“Doodzonde is het,”zegt een vrouw die mij passeert terwijl ik foto’s aan het nemen ben.
“En dan komen er van die oerlelijke hoge gebouwen voor in de plaats!
Het komt allemaal door die man in de politiek. Hoe heet hij nou ook alweer? Die lange?
Gelukkig is mijn bakkertje nog wel open.”
Ik kijk naar een paar treurige winkeltjes die hun deuren hebben geopend voor de nog paar vaste klanten van ‘oud’ Kijkduin.
Ze zijn klaar om te vertrekken. Om plaats te maken voor ‘Nieuw Kijkduin’ zoals het gaat heten. Een wijk met luxe flats en een modern hip winkelcentrum.
De jeugd komt. De ouderen trekken weg.
Maar waar moeten zij dan naar toe?
Ik moet denken aan de oude vrouw waar ik een tijd geleden over heb geschreven. Elke dag zat ze in het restaurant Marmaris aan de boulevard met haar boekje en kop koffie. Altijd op dezelfde plek, aan haar vaste tafeltje. Ze kende iedereen. Zelfs haar verjaardag vierde ze daar (lees Ons kent Ons). Maar nu is Marmaris weg.
Alle restaurants zijn afgebroken.
Waar moet deze vrouw naar toe? Is er nog wel plek voor negentig jarigen? Kan je op die leeftijd nog wel iets nieuws opbouwen?

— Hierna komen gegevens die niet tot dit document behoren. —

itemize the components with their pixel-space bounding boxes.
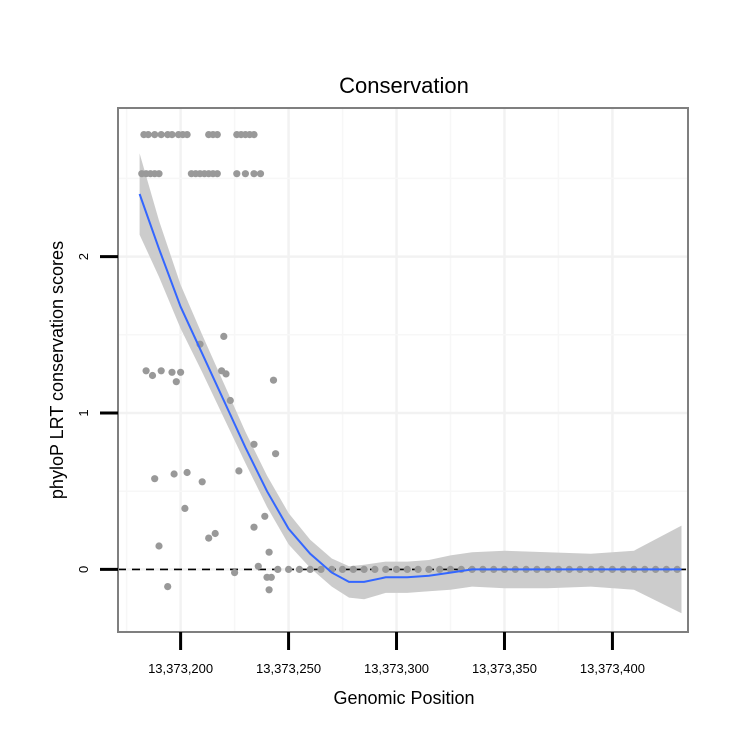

“Alles gaat de verkeerde kant op,” zegt de vrouw. “Door die lange. De haven in Scheveningen is ook al door hem verpest. Nou heb ik helmaal geen plek meer om naar toe te gaan.”

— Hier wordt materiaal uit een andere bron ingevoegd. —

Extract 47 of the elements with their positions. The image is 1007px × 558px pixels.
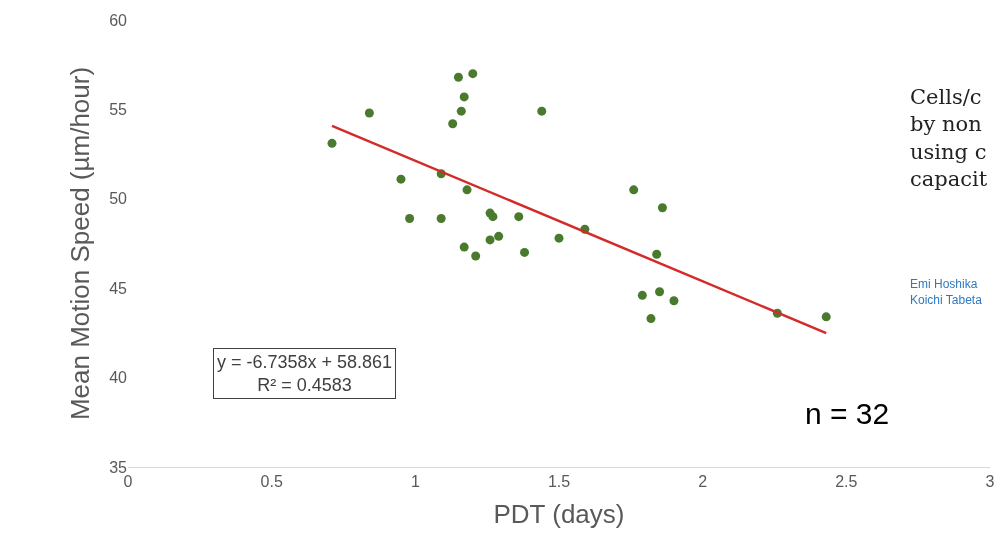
point bbox=[537, 106, 547, 116]
point bbox=[514, 212, 524, 222]
point bbox=[494, 231, 504, 241]
x-tick-label: 0.5 bbox=[260, 473, 283, 491]
x-tick-label: 2 bbox=[698, 473, 708, 491]
annotation: y = -6.7358x + 58.861 R² = 0.4583 bbox=[217, 352, 393, 396]
point bbox=[456, 106, 466, 116]
point bbox=[485, 235, 495, 245]
point bbox=[637, 290, 647, 300]
point bbox=[821, 312, 831, 322]
point bbox=[488, 212, 498, 222]
point bbox=[471, 251, 481, 261]
point bbox=[629, 185, 639, 195]
point bbox=[655, 287, 665, 297]
point bbox=[405, 213, 415, 223]
point bbox=[468, 69, 478, 79]
x-tick-label: 1 bbox=[410, 473, 420, 491]
point bbox=[652, 249, 662, 259]
y-tick-label: 55 bbox=[109, 101, 128, 118]
x-tick-label: 1.5 bbox=[547, 473, 571, 491]
y-tick-label: 40 bbox=[109, 369, 128, 387]
point bbox=[520, 247, 530, 257]
annotation: Cells/c by non using c capacit bbox=[910, 85, 988, 191]
point bbox=[459, 92, 469, 102]
point bbox=[448, 119, 458, 129]
y-tick-label: 35 bbox=[109, 458, 128, 476]
point bbox=[459, 242, 469, 252]
x-tick-label: 2.5 bbox=[835, 473, 858, 491]
point bbox=[327, 138, 337, 148]
x-tick-label: 3 bbox=[985, 473, 995, 491]
point bbox=[657, 203, 667, 213]
point bbox=[462, 185, 472, 195]
y-tick-label: 50 bbox=[109, 190, 128, 208]
x-tick-label: 0 bbox=[123, 473, 133, 491]
point bbox=[396, 174, 406, 184]
point bbox=[364, 108, 374, 118]
point bbox=[669, 296, 679, 306]
annotation: Emi Hoshika Koichi Tabeta bbox=[910, 277, 983, 307]
y-tick-label: 60 bbox=[109, 11, 128, 29]
annotation: n = 32 bbox=[805, 397, 890, 430]
y-tick-label: 45 bbox=[109, 279, 128, 297]
point bbox=[436, 213, 446, 223]
y-axis-title: Mean Motion Speed (µm/hour) bbox=[64, 66, 95, 421]
point bbox=[554, 233, 564, 243]
point bbox=[646, 314, 656, 324]
point bbox=[453, 72, 463, 82]
x-axis-title: PDT (days) bbox=[493, 498, 625, 529]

Daar heb je het al, helemaal geen plek meer om naar toe te gaan, denk ik.
Ik kijk naar dit reusachtig gebouw. Donker en groot staat hij voor me. Onaf.
Dit woningcomplex heeft mooie ronde vormen. Zeker. Als dit gebouw hier alleen zou staan zou ik het waarschijnlijk een mooi ontwerp hebben gevonden. Maar nu ik weet dat het een van de vele hoge flats gaat worden vind ik het niet zo leuk meer.
En dat terwijl Kijkduin altijd een ruime lichte plek met voornamelijk laagbouw is geweest.
“Nu wordt het net als Scheveningen,” zegt de vrouw. “Niks an.”